Sunstein is also correct that were Americans to become convinced that they are under a moral obligation to prevent or reduce the climate-related risks faced by developing nations, the political process might respond with meaningful policies. Here, however, it is important to note that the recognition of such a moral obligation would not necessarily lead to the embrace of emission control measures, and almost certainly would not result in the adoption of emission controls to the exclusion of other risk-reducing measures. Rather, the likely outcome would be the adoption of a mix of emission reduction and adaptation measures, and it is quite possible that the latter would predominate.

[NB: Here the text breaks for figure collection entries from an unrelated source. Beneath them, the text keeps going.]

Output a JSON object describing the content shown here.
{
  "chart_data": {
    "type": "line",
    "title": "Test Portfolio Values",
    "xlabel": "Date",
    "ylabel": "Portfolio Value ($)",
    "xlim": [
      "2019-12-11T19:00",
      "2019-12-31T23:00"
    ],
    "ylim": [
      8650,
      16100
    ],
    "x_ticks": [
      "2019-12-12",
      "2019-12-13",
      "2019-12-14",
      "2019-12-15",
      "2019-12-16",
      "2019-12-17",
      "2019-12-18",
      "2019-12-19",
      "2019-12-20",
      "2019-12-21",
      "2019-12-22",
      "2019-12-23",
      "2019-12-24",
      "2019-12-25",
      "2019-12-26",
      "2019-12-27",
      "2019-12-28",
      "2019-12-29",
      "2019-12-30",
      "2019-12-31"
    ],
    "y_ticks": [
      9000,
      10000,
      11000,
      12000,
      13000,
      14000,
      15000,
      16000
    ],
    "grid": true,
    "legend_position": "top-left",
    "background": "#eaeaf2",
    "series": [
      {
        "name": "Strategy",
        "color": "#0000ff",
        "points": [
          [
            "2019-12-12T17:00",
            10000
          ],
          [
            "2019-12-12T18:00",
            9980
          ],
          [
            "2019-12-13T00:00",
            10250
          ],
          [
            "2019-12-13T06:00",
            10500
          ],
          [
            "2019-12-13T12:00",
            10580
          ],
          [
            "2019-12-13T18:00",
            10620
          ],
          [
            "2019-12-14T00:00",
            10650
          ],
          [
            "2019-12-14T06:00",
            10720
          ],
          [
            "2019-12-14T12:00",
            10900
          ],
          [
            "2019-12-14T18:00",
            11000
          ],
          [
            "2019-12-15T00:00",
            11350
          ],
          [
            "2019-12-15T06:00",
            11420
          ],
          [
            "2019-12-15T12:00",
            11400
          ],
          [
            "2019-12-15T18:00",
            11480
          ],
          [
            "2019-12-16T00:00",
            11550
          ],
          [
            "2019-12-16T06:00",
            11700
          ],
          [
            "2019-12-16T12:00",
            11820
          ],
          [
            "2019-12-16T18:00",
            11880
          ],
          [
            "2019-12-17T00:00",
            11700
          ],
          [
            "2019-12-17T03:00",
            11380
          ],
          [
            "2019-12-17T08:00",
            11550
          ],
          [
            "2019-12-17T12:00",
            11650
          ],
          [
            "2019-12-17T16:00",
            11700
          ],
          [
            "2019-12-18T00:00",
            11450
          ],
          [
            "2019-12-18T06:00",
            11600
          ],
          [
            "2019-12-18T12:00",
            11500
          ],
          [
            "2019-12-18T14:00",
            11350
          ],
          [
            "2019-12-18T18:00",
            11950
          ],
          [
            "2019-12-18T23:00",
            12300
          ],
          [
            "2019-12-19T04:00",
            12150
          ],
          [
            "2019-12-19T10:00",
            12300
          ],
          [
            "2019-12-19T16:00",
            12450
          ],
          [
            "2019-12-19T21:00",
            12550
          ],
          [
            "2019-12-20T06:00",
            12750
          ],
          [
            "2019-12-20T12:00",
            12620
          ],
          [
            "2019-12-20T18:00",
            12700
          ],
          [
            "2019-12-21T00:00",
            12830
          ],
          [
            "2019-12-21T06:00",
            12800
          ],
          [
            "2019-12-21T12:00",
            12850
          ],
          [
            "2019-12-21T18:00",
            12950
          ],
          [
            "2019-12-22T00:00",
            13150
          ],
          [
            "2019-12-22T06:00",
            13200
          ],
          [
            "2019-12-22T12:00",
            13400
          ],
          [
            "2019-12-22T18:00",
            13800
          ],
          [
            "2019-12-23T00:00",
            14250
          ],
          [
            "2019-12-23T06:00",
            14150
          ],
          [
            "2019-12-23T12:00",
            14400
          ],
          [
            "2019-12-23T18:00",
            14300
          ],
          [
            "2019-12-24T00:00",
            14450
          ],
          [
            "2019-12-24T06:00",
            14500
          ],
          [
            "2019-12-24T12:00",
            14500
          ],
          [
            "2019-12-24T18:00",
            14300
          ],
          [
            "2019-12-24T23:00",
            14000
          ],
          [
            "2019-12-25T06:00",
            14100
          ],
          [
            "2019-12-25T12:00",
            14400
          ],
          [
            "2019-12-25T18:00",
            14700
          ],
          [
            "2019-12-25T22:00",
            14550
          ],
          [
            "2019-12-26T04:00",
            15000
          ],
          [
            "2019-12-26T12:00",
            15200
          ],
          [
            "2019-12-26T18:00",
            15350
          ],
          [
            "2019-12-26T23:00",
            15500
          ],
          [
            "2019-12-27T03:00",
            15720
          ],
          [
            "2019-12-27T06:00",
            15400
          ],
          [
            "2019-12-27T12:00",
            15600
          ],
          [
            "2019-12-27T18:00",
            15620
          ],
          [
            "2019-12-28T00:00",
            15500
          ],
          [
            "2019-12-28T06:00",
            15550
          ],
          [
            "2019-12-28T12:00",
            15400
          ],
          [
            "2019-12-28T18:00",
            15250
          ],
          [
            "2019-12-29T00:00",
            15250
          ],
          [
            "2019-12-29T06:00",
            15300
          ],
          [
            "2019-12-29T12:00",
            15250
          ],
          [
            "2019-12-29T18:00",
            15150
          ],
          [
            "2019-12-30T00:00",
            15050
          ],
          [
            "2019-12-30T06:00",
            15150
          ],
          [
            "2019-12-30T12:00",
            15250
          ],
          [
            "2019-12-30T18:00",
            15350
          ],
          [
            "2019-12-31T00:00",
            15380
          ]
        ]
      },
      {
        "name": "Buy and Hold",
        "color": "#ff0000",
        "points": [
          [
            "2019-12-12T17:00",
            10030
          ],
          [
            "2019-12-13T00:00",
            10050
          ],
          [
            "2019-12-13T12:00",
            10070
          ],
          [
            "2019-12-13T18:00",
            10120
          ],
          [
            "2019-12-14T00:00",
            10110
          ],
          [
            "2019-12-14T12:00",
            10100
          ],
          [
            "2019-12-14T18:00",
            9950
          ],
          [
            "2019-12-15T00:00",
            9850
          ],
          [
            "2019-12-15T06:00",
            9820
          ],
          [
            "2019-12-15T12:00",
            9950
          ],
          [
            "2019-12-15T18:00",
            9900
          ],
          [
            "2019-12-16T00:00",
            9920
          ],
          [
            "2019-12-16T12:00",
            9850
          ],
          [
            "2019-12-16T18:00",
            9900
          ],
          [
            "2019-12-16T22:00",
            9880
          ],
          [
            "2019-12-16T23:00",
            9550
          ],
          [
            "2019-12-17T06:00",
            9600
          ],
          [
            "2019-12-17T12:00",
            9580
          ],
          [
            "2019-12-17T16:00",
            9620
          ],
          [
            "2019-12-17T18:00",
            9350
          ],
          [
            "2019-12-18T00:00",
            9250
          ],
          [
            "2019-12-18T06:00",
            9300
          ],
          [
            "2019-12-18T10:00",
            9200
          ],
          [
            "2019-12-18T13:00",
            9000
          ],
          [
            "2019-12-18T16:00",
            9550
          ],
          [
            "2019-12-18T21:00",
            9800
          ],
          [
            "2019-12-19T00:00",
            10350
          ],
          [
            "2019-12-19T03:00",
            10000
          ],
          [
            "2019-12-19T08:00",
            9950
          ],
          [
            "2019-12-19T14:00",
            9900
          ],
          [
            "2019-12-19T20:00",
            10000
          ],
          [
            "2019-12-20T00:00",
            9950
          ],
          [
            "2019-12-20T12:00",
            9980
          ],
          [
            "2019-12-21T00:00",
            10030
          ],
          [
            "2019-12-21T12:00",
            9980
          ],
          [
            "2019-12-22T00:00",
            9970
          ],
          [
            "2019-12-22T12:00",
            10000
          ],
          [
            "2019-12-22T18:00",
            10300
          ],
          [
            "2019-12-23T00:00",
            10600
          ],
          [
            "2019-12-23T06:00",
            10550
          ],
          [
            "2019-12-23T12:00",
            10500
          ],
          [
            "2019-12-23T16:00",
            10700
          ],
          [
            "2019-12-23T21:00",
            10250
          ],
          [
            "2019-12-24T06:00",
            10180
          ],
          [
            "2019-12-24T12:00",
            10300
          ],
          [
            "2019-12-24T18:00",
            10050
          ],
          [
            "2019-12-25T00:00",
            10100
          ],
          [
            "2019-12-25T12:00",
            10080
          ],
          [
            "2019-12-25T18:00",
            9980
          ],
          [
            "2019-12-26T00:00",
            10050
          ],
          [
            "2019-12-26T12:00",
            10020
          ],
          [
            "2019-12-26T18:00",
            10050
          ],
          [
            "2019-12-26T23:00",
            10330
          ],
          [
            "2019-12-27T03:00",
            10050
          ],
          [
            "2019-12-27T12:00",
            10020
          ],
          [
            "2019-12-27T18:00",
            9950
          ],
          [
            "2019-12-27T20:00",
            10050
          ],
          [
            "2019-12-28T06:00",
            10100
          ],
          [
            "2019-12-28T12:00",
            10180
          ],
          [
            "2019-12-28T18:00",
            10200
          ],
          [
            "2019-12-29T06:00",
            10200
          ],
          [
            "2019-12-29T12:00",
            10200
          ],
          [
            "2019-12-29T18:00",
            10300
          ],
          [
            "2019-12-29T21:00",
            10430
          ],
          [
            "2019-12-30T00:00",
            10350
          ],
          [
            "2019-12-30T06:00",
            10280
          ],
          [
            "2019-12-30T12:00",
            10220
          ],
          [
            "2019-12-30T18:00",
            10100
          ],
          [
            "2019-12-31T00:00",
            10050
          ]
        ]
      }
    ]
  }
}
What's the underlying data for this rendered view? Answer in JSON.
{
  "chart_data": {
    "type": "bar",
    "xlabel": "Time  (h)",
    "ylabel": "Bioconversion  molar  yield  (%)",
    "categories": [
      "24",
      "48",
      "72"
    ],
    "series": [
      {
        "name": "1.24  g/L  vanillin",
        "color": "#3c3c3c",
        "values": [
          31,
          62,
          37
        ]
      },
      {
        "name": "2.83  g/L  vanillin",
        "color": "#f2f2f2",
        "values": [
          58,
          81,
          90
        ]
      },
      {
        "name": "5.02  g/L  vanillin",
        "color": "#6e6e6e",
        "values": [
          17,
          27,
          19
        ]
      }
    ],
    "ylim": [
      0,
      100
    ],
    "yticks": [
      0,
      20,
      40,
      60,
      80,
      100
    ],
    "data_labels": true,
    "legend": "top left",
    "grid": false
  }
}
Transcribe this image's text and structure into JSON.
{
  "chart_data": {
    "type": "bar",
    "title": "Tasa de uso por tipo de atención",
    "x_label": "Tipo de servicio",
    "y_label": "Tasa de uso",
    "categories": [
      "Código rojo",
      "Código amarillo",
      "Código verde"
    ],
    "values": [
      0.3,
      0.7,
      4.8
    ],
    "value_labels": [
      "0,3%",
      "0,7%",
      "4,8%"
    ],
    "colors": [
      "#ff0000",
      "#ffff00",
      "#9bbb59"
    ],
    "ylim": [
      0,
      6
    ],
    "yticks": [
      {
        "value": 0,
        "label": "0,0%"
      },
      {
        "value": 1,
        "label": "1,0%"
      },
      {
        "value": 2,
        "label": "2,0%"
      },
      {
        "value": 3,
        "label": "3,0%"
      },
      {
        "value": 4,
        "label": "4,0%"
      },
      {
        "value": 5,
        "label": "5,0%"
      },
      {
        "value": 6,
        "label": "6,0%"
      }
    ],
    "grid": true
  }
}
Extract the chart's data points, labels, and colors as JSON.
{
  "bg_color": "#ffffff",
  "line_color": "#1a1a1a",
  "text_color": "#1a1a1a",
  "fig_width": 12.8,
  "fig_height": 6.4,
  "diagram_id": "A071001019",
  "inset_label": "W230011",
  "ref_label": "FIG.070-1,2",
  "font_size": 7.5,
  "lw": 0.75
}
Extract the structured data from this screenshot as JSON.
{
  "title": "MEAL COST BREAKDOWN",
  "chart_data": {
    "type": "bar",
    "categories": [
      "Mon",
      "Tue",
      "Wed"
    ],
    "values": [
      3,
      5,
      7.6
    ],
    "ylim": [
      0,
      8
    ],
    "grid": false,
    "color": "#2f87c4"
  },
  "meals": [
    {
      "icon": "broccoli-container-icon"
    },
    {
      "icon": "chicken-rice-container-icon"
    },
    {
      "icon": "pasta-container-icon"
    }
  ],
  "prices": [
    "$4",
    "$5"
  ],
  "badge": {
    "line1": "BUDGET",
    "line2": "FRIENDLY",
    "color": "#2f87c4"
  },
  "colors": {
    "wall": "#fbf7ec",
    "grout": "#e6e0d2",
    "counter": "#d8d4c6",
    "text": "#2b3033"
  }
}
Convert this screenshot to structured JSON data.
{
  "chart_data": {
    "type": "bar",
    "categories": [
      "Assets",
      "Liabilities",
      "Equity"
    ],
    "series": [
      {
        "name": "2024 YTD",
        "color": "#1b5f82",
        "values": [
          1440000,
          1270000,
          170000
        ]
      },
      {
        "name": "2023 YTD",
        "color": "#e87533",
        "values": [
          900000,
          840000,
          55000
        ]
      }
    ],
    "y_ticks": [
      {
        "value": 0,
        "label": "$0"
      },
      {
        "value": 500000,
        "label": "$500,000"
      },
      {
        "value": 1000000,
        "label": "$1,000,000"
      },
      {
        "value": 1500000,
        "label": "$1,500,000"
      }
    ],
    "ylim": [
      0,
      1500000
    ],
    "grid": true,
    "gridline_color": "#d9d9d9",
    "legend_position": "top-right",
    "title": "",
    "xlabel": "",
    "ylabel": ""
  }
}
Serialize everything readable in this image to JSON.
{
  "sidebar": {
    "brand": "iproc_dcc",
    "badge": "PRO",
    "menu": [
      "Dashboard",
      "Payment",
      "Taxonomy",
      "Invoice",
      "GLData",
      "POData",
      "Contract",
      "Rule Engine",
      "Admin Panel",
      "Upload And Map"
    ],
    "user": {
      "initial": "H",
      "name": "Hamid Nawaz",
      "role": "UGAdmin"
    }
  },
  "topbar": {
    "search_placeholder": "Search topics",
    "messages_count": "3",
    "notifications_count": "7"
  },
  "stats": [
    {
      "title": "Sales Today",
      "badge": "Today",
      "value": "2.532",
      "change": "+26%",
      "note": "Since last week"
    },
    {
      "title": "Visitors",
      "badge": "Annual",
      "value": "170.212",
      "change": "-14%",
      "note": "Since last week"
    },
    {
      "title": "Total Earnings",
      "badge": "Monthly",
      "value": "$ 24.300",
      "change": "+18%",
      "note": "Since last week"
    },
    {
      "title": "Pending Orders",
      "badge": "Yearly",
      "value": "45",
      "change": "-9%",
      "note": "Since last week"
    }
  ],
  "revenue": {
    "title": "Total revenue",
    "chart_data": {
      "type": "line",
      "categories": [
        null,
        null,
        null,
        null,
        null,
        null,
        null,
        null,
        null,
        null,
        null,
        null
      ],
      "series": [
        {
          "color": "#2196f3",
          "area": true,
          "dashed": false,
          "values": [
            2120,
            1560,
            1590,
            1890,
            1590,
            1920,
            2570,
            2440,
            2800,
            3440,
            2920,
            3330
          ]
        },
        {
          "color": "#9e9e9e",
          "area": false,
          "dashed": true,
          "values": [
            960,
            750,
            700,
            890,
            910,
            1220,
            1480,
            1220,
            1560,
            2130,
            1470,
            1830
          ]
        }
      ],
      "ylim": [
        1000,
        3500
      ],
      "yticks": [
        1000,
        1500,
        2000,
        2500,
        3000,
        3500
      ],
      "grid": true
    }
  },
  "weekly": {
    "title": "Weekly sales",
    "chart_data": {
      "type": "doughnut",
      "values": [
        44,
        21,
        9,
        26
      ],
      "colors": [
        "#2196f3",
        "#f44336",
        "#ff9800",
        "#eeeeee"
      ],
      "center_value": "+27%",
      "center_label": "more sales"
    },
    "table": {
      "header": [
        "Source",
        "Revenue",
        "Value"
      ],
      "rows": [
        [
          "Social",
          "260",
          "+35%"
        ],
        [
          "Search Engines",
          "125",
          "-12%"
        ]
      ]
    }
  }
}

To illustrate this point, consider the following thought experiment. Imagine that anthropogenic contributions to climate change were recognized as nuisance under international law – an action that violates the property rights of harmed nations – and that there was some institutional mechanism to enforce such property interests in a bilateral context. Assume further that the property interest were protected by a property rule – that is, assume that a threatened developing nation, such as, say, Bangladesh, could seek injunctive relief against the United States. Would this mean that Bangladesh would seek the imposition of dramatic greenhouse gas emission controls in the United States? Or would Bangladesh prefer compensation for the violation of its property rights in the form of foreign aid, development assistance, disaster preparedness, and the like. Given the choice of indemnification and adaptive assistance or the imposition of emission controls on the United States that could have negative implications for the global economy, on what basis would we assume that Bangladesh would prefer the latter? When one considers many predicted climate change impacts, including sea-level rise and a shift of disease vectors, investments in adaptation purchase greater risk reduction than even stringent emission limits in the near-to-medium term. Therefore, if we assume that developed nations would behave rationally, they might well prefer adaptation assistance over emission control.
The point of this thought experiment is to illustrate that the acknowledgement of a moral obligation on the part of the United States to reduce the harm of its greenhouse gas emissions on other nations is not sufficient, by itself, to make the case for emission controls. To the contrary, insofar as adaptive measures offer more cost-effective risk reduction, the United States might actually have a moral obligation to support such measures in the near-to-medium term before embracing emission limitations that could have substantial negative economic repercussions around the globe.
These comments notwithstanding, the Sunstein paper makes a useful contribution to the study of the political economy of climate change policy, and I look forward to reading his continuing contributions to the climate policy literature.